R: Importing data

When working on projects in R, you will likely need to draw data from a variety of online sources. Each source that you use has their own conventions of storing data, so you have to be able to import multiple kinds of data files into R.

Common data files

CSV

CSV files are a convenient and simple way of storing data. CSV stands for “comma-separated values”: the raw data is text file where each line of text is a row of data, and values within a row are separated by commas. In most cases your computer will automatically open CSV files in Excel, where they are displayed as a table. CSV files are the most common and also one of the easiest to import to R.

Other delimited text files

If data is stored as text, the value separator (also known as delimiter) does not always a comma. Other common delimiters are semicolons (;) and tabs (whitespace). The most common file extensions for these files are .csv (for semicolon-delimited files), .tsv or .txt. These files often cannot be displayed as a table by simply opening the file, but you can observe their structure by opening them as text files.

Other data formats

Sometimes data is provided in a way that uses the specific data formats of various statistical softwares. The most common formats are Excel files (.xlsx or .xls extensions), SPSS files (.sav extension), and Stata files (.dta extension). You can import these files and work with them in R even if you don’t have e.g. SPSS or Stata installed.

Importing data files

Using the Import dataset button

At the beginning, you can let R do most of the work of importing data instead of figuring out the right functions and arguments yourself. Of course, if you are more comfortable with R, you will find it much more convenient to write your own importing code, as it is very straightforward to do so.

Before importing data to R, you need to download it to your computer. In most cases you will find clear instructions on how to do so on the website of the data source. Files will most likely be saved to your Downloads folder. In order to import it to R, you should first move it to your project folder, or use the full file path when specifying the file name.

In order to import files to R, open your project in RStudio. Find File -> Import dataset in the top left of RStudio, and choose the correct file format.

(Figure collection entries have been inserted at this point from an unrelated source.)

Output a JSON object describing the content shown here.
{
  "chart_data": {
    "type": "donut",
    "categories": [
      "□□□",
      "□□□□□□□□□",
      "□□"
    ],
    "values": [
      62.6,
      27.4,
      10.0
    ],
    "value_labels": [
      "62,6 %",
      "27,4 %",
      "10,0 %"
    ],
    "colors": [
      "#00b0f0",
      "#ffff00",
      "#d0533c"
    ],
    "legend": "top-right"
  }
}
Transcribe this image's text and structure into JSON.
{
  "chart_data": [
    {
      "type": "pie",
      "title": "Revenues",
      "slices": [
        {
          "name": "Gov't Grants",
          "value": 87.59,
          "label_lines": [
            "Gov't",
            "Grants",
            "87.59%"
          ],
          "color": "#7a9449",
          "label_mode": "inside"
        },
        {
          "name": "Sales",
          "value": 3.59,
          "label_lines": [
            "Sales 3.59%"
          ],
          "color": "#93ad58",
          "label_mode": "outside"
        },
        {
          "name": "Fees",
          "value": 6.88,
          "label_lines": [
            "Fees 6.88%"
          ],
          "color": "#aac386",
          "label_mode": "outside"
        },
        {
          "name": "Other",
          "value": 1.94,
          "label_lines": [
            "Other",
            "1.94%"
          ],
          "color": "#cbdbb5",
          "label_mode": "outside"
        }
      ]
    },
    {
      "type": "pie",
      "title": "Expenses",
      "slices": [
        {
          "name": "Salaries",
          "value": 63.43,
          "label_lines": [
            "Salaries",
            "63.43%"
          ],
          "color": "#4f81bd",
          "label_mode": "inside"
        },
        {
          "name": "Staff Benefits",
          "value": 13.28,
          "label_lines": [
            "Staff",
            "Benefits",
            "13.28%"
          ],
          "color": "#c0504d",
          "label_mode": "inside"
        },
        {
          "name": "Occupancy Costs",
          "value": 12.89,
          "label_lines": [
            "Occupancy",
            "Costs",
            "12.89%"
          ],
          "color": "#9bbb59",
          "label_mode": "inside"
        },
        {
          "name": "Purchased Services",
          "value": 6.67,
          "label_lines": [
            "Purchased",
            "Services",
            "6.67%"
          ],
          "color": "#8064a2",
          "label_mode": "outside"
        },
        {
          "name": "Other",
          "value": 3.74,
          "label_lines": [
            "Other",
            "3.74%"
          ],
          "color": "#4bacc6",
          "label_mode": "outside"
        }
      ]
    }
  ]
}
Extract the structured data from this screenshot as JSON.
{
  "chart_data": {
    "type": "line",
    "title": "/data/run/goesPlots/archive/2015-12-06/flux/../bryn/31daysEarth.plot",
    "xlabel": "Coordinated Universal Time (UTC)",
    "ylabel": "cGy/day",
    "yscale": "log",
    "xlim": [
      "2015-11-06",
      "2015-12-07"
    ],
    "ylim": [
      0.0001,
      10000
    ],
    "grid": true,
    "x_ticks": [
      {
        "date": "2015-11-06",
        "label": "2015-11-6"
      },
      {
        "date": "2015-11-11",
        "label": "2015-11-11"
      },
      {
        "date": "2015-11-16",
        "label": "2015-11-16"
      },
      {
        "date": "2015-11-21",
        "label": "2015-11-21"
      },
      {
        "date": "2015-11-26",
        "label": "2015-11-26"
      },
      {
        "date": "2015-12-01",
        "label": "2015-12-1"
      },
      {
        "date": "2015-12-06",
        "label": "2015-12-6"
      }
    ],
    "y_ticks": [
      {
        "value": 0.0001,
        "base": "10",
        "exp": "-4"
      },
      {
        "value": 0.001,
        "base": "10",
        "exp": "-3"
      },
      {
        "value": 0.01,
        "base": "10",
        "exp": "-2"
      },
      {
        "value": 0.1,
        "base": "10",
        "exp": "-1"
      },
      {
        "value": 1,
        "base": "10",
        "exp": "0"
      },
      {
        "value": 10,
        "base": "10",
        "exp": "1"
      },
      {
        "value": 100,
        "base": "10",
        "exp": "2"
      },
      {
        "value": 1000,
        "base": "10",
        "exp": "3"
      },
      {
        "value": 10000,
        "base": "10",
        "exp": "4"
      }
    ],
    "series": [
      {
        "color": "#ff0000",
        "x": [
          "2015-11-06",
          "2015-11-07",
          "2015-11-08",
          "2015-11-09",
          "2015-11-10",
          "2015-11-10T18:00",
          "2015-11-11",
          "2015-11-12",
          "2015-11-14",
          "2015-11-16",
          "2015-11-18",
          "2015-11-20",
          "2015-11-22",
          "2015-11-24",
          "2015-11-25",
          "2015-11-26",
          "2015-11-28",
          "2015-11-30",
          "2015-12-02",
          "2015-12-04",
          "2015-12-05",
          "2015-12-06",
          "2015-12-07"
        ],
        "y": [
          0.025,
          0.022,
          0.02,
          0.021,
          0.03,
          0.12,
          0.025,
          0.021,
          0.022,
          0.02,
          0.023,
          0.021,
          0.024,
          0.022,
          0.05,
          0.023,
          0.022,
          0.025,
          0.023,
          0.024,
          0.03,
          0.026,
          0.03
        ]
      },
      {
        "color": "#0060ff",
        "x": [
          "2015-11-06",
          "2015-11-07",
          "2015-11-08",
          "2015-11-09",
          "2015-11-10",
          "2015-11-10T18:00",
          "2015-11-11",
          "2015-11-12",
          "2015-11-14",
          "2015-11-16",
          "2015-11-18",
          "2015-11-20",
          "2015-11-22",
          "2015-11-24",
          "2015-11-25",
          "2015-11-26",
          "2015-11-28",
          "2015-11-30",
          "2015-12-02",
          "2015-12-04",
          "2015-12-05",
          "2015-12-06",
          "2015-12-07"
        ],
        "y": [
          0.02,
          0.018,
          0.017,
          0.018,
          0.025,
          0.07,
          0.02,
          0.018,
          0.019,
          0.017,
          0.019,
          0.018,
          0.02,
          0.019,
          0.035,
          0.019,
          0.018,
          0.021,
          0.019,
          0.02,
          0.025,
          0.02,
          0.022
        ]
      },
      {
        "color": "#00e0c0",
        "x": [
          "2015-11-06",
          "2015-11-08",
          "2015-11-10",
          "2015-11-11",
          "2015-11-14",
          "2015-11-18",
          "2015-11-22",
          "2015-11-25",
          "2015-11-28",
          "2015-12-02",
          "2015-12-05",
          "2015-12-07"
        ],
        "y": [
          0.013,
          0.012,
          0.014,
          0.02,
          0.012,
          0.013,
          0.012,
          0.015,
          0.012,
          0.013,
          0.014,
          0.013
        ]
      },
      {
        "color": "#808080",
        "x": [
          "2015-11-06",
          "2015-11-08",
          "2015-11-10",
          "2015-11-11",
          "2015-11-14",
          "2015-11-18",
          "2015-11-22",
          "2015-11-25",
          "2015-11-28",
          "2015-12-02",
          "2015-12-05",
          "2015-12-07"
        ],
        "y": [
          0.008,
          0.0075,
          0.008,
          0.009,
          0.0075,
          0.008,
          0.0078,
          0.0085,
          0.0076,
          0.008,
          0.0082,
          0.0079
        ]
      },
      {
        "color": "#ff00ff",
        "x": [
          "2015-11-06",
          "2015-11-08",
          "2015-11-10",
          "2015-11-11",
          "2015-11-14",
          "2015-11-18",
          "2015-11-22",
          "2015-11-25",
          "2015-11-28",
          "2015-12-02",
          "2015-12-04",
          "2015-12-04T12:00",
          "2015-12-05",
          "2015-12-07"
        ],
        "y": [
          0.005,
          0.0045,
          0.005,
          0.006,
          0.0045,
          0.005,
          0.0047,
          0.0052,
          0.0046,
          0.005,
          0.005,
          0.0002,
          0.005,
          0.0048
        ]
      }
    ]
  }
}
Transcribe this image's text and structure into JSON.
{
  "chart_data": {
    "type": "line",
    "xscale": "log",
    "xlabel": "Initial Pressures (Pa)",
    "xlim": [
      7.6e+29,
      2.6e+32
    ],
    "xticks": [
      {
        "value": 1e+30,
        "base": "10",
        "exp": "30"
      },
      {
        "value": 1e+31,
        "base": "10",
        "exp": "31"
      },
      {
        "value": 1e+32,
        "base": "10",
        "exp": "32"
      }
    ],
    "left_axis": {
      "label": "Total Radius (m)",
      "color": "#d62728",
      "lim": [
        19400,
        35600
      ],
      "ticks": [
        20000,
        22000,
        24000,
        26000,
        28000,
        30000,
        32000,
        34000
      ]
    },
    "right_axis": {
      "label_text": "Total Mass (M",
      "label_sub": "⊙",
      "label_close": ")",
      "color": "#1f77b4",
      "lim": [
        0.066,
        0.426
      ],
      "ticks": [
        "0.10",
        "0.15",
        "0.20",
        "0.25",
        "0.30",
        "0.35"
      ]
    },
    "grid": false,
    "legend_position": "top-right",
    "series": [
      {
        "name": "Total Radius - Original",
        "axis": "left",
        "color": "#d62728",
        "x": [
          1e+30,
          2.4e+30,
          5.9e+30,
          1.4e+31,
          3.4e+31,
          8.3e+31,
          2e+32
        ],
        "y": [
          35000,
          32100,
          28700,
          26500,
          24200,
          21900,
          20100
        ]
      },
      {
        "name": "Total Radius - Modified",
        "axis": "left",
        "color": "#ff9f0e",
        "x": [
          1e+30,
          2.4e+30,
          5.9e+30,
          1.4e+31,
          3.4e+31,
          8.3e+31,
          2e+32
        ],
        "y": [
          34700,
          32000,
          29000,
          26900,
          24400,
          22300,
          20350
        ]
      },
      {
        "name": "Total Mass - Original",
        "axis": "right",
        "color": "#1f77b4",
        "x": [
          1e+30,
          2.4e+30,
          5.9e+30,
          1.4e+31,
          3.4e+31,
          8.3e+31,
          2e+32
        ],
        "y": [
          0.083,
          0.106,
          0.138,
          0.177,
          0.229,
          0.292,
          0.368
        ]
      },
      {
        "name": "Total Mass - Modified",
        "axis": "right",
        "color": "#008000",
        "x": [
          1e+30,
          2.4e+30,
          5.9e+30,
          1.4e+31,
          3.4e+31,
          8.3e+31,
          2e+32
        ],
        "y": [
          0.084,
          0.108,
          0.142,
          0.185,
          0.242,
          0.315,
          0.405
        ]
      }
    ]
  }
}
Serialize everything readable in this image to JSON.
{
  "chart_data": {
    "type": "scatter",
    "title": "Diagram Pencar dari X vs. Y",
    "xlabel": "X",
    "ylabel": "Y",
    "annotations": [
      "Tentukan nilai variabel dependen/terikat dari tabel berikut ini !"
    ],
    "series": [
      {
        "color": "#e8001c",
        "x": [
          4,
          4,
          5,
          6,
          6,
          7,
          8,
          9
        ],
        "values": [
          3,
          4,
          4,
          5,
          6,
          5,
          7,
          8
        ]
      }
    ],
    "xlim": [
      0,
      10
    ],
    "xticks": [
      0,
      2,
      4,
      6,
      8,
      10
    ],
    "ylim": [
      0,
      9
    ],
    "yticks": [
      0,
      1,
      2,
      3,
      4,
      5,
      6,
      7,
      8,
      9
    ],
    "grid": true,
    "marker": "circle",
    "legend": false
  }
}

If you downloaded a CSV file, select the option “from text (readr)”. readr is a tidyverse library, so it is preferred over base import functions. In the data import pop-up window click “Browse” and find the data that you would like to import. RStudio will try to automatically detect the format of your data: the result of that is shown in the Data preview window. If something looks wrong, try changing some of the settings below the data preview until the preview looks correct. Additionally, you should change the name of the data to something short and sensible, as you will refer to that name quite frequently in your code. Once all the settings are ready, you can copy the contents of the “Code preview” window into your script, and use it to import your data. As long as you start your script by importing tidyverse, you don’t need to copy library(readr), as readr is a part of tidyverse.

Importing an Excel file is almost exactly the same, except you you should click File -> Import Dataset -> From Excel. Every following step is the same as with importing CSV files, except that you do need to load the readxl package separately, as it is not a part of tidyverse.

The result of copying the code should be similar to the following:

library(tidyverse)
library(readxl)

data1 <- read_csv("filename.csv")
data2 <- read_excel("filename.xlsx")

Own import code

Later on you might find it more convenient to write your own importing code. In that case, you should be familiar with the most common packages, functions, and function arguments for importing data. You should also make sure to remember to assign each data file to an object so that they are stored in the RStudio environment.

CSV and other delimited text files can be imported using functions in the tidyverse package. CSV files can be easily imported using the read_csv() function; most of the time the only argument you need is the file path as a string. Other delimited files can be imported using the read_delim() function: there you need to specify both the file path to the data file and the delimiter as strings. The most common delimiters are semicolons (delim = ";") and tabs (delim = "\t"). If your data has some special features, you might need to specify some additional arguments, such as col_names = FALSE if your data does not have column names, or skip if your data starts with non-data rows. You can find more information about these additional arguments in the help-files of read_csv() and read_delim().

You can import Excel files using the read_excel() function from the readxl package. The function arguments are very similar to those of read_csv(): often it is enough to only specify the file path as a string, otherwise you can make use of the additional arguments. If your spreadsheet has multiple sheets, you also need to specify which sheet to import using he sheet argument.

If your data is a .sav or .dta file (SPSS or Stata data), you need the haven package to import data files. The functions you would need are read_sav() and read_dta(), and the main argument is still the file path as a string. Again, you can rely on the help-files of these functions for further explanation.

As long as you work in a project, you only need to specify relative file paths. If your data files are saved to your main project folder, then the relative file path is simply the file name (including the file extension, e.g. “data.csv”). If your data is in a subfolder within your project folder, then your relative file path must also include references to the subfolder(s), separated by slashes (/), e.g. as “data/data.csv”.